Tutorial

Astro Deep Dive: Content Collections — Schema, Querying, and Type-Safe MDX

Your blog has 50 posts and a typo in one date field blows up the whole page. Content Collections catch schema violations at build time — before your readers do. This post covers the Content Layer API, Zod schemas, dynamic routes, and image validation.

Tin Dang April 10, 2026 11 min read

Structured data flowing through validation gates into a type-safe content pipeline

Your blog has 50 posts. One has a date field that reads "Aprll 10" instead of a proper date. Another is missing its required tags array entirely. A third references hero-iamge.jpg — a file that does not exist. You discover none of this until a reader reports a broken page in production.

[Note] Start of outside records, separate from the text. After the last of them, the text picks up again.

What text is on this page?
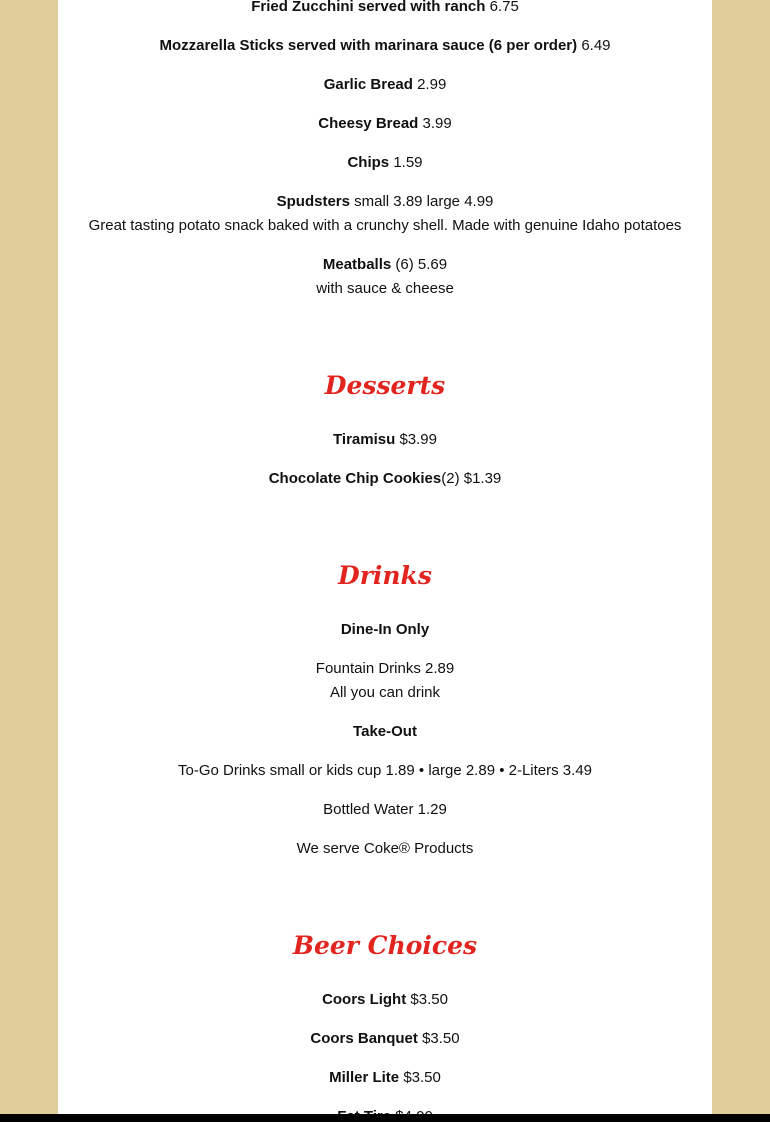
Fried Zucchini served with ranch 6.75
Mozzarella Sticks served with marinara sauce (6 per order) 6.49
Garlic Bread 2.99
Cheesy Bread 3.99
Chips 1.59
Spudsters small 3.89 large 4.99
Great tasting potato snack baked with a crunchy shell. Made with genuine Idaho potatoes
Meatballs (6) 5.69
with sauce & cheese
Desserts
Tiramisu $3.99
Chocolate Chip Cookies(2) $1.39
Drinks
Dine-In Only
Fountain Drinks 2.89
All you can drink
Take-Out
To-Go Drinks small or kids cup 1.89 • large 2.89 • 2-Liters 3.49
Bottled Water 1.29
We serve Coke® Products
Beer Choices
Coors Light $3.50
Coors Banquet $3.50
Miller Lite $3.50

Content Collections prevent all three failures. Every field in every content file is validated against a Zod schema at build time. A typo in a date? Build fails. Missing tag array? Build fails. A hero image pointing to a file that is not on disk? Build fails — before your readers ever see the damage.

In Part 1 we scaffolded the project. In Part 2 we wired up islands for interactivity. Now we build the content layer that makes the whole thing worth deploying.

The Content Layer API

Astro 5 replaced the legacy content system with the Content Layer API. The old approach relied on magic directories and implicit conventions. The new system is explicit: you define collections with loaders, validate with Zod schemas, and query with type-safe functions.

The single source of truth is src/content.config.ts. Not src/content/config.ts (that was Astro 4). Not a contentlayer.config.ts. One file, one schema definition, full TypeScript inference.

Defining Collections

A collection needs two things: a loader that tells Astro where to find files, and a schema that tells Astro what shape the data must have.

Here is the blog collection from Blogcraft:

import { defineCollection, z } from 'astro:content';
import { glob } from 'astro/loaders';

const blog = defineCollection({
  loader: glob({ pattern: '**/*.mdx', base: './src/content/blog' }),
  schema: ({ image }) => z.object({
    title: z.string().max(100),
    description: z.string().max(300),
    pubDate: z.coerce.date(),
    updatedDate: z.coerce.date().optional(),
    heroImage: image(),
    heroAlt: z.string(),
    author: z.string().default('default'),
    tags: z.array(z.string()),
    category: z.enum([
      'engineering', 'architecture', 'data', 'devops',
      'ai-ml', 'rust', 'frontend', 'tutorial'
    ]),
    draft: z.boolean().default(false),
    featured: z.boolean().default(false),
    series: z.object({
      slug: z.string(),
      order: z.number(),
    }).optional(),
    toc: z.boolean().default(true),
    readingTime: z.number().optional(),
  }),
});

Every piece of this schema earns its place. z.string().max(100) on the title prevents runaway SEO titles. z.coerce.date() accepts both 2026-04-10 and "2026-04-10T00:00:00Z" — it coerces the string to a Date object. z.enum() on category restricts values to a known set, so a typo like "tutoral" fails the build instead of silently creating an uncategorized post.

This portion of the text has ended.